L’ultima notizia arriva dall’Università del Tennessee.

Secondo i ricercatori di questa università le diete e i regimi alimentari che utilizzano come metodo principale l’esclusione dall’alimentazione di alcuni cibi non sortiscono nessun effetto maggiore delle diete che, invece, basano l’approccio alimentare su quello che viene definito l’intake totale delle calorie, ossia la quantità di calorie che ogni giorno  vengono immesse nel corpo.
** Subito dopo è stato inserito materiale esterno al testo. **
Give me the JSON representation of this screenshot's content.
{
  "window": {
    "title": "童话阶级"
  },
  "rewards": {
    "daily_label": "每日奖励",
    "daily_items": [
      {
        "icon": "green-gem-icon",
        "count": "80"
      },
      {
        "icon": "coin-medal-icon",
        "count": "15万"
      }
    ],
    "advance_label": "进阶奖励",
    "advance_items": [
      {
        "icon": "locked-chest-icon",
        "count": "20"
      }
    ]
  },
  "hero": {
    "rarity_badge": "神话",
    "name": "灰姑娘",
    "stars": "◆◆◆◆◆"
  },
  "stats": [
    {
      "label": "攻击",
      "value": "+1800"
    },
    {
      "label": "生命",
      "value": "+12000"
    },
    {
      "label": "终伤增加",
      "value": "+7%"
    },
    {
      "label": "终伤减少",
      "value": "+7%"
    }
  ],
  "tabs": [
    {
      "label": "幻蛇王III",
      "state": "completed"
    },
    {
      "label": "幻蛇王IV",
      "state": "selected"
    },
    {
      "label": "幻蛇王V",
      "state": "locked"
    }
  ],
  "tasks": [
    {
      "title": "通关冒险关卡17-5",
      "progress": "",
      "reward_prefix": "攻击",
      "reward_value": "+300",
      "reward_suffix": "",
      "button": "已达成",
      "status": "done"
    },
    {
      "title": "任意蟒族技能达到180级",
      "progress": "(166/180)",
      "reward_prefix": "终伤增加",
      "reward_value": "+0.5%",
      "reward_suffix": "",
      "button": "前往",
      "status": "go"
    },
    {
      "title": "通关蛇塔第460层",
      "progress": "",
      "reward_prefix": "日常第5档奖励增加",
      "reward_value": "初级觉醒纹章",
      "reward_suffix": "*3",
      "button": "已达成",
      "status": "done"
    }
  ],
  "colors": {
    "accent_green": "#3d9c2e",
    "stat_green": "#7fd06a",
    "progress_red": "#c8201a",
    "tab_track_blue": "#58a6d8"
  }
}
La ricerca ha preso in esame circa 200 soggetti a cui sono stati proposti due diversi tipi di alimentazione. Ad un gruppo è stato dato un programma privativo, in cui alimenti quali gelati, patatine fritte e biscotti erano tassativamente vietati, mentre al secondo è stato dato solo il quantitativo calorico consentito.

Alla fine del regime di dieta la perdita di peso tra i due gruppi è stata pressoché uguale, ma coloro a cui erano stati tassativamente vietate alcune tipologie di cibo hanno avuto maggiori difficoltà a seguire la dieta.

Secodno gli studiosi la limitazione o la privazione di alcune tipologie di alimenti non ha alcun effetto particolarmente benefico, anzi, porta solo alla monotonia alimentare che è uno dei principali motivi dell’abbandono delle diete.